容疑者は保護司。「17歳の少女にわいせつな行為をしたとして、川崎区検は7日、児童買春・ポルノ禁止法違反の罪で、横浜市神奈川区の保護司の男性(75)を略式起訴」。「起訴状によると、保護司は昨年1月15日、同市都筑区のホテルで、無職少女に1万円を渡し、わいせつな行為をした」のだとか。ちなみに、「被害に遭った少女は、保護司が指導していた少年の交際相手の友人」であった。

「わいせつ誘拐容疑で再逮捕 静岡県警など共同捜査班」。5月7日の静岡新聞。容疑者は無職の男。

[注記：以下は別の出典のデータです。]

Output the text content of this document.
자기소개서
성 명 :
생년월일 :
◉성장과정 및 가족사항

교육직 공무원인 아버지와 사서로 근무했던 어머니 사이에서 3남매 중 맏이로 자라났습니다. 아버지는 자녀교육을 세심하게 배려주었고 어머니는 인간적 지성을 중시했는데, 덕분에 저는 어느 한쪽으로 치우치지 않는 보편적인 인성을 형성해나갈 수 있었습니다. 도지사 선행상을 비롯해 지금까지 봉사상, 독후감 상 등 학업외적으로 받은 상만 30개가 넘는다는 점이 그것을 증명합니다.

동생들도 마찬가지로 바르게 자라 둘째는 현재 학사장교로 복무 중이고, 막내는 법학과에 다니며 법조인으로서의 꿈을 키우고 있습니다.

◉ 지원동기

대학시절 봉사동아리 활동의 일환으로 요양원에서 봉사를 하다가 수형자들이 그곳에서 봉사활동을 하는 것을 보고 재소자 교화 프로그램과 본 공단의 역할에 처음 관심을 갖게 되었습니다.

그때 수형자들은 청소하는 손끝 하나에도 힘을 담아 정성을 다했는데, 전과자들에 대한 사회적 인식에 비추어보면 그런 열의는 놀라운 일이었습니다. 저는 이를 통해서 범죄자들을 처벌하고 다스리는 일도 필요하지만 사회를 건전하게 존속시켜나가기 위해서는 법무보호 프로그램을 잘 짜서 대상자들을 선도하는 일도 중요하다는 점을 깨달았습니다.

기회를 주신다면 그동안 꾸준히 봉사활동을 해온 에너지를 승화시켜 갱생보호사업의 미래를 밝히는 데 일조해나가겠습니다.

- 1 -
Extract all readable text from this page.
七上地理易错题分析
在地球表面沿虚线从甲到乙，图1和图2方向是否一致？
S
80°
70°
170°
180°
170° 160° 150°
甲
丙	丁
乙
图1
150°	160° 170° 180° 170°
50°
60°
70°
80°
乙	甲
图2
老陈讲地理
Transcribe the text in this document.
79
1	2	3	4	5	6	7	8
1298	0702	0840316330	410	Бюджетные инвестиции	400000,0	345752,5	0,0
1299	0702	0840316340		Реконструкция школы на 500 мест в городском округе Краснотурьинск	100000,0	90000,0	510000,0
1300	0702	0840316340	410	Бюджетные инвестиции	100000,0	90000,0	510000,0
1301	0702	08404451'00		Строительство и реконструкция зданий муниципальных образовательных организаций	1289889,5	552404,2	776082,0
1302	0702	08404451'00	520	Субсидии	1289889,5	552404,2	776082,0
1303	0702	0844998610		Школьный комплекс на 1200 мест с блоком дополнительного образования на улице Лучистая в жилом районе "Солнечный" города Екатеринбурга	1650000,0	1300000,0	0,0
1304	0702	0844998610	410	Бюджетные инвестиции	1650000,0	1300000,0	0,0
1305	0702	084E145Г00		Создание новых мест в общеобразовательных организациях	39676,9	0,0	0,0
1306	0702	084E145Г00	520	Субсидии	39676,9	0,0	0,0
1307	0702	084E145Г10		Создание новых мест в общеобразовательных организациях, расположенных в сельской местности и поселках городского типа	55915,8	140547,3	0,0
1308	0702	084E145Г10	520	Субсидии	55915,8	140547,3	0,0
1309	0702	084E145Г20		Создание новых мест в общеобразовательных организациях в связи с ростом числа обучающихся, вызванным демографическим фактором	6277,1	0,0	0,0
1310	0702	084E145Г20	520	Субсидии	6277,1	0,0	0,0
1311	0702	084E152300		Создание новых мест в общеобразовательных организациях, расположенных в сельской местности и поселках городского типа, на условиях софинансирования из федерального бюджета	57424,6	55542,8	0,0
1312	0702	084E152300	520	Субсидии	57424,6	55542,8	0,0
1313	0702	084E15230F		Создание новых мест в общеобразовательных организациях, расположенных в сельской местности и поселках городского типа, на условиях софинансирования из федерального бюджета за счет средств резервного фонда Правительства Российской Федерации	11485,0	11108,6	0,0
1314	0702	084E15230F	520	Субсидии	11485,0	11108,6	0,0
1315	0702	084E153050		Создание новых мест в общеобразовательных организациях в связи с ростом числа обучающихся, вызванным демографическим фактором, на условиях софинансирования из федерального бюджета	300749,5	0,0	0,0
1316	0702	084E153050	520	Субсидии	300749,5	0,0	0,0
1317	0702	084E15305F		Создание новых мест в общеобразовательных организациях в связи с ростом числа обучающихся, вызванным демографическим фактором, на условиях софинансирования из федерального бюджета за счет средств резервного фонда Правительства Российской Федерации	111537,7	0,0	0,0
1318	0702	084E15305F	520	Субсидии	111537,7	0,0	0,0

「県東部で頻発していたわいせつ誘拐事件で、静岡、神奈川、長野、山梨、群馬の5県警共同捜査班は7日、わいせつ誘拐、監禁、強制わいせつの疑いで、伊豆市生まれ、住所不定、無職の男(56)=わいせつ誘拐、強制わいせつ罪などで起訴=を再逮捕した。同容疑での逮捕は3度目」。「逮捕容疑は今年2月初旬の朝、御殿場市内の路上を歩行中の10代の少女をだまして車に乗せて誘拐し、車内でわいせつ行為をして約1時間半の間、車内に監禁した疑い」だという

「強制わいせつ未遂容疑 高2男子を逮捕 神戸」。5月7日の神戸新聞。容疑者は高校男子。「有馬署などは7日、強制わいせつ未遂の疑いで、神戸市北区内の高校2年の男子生徒(17)を逮捕した。「逮捕容疑は3月17日午前0時半ごろ、同市北区のマンション敷地内で、女性会社員(25)に後ろから抱き付き、わいせつな行為をしようとした疑い」

「盗撮の疑いで福祉職員の男逮捕/横浜」。5月6日の神奈川新聞。容疑者は福祉施設職員である。「都筑署は5日、県迷惑防止条例違反(盗撮)の疑いで、東京都大田区羽田2丁目、福祉施設職員の男(29)を現行犯逮捕」。男は、「同日午後9時40分ごろ、横浜市都筑区の市営地下鉄センター北駅構内の上りエスカレーターで、川崎市高津区に住む県立高校2年の女子生徒(16)のスカート内をカメラ機能付き携帯電話で撮影した」としている。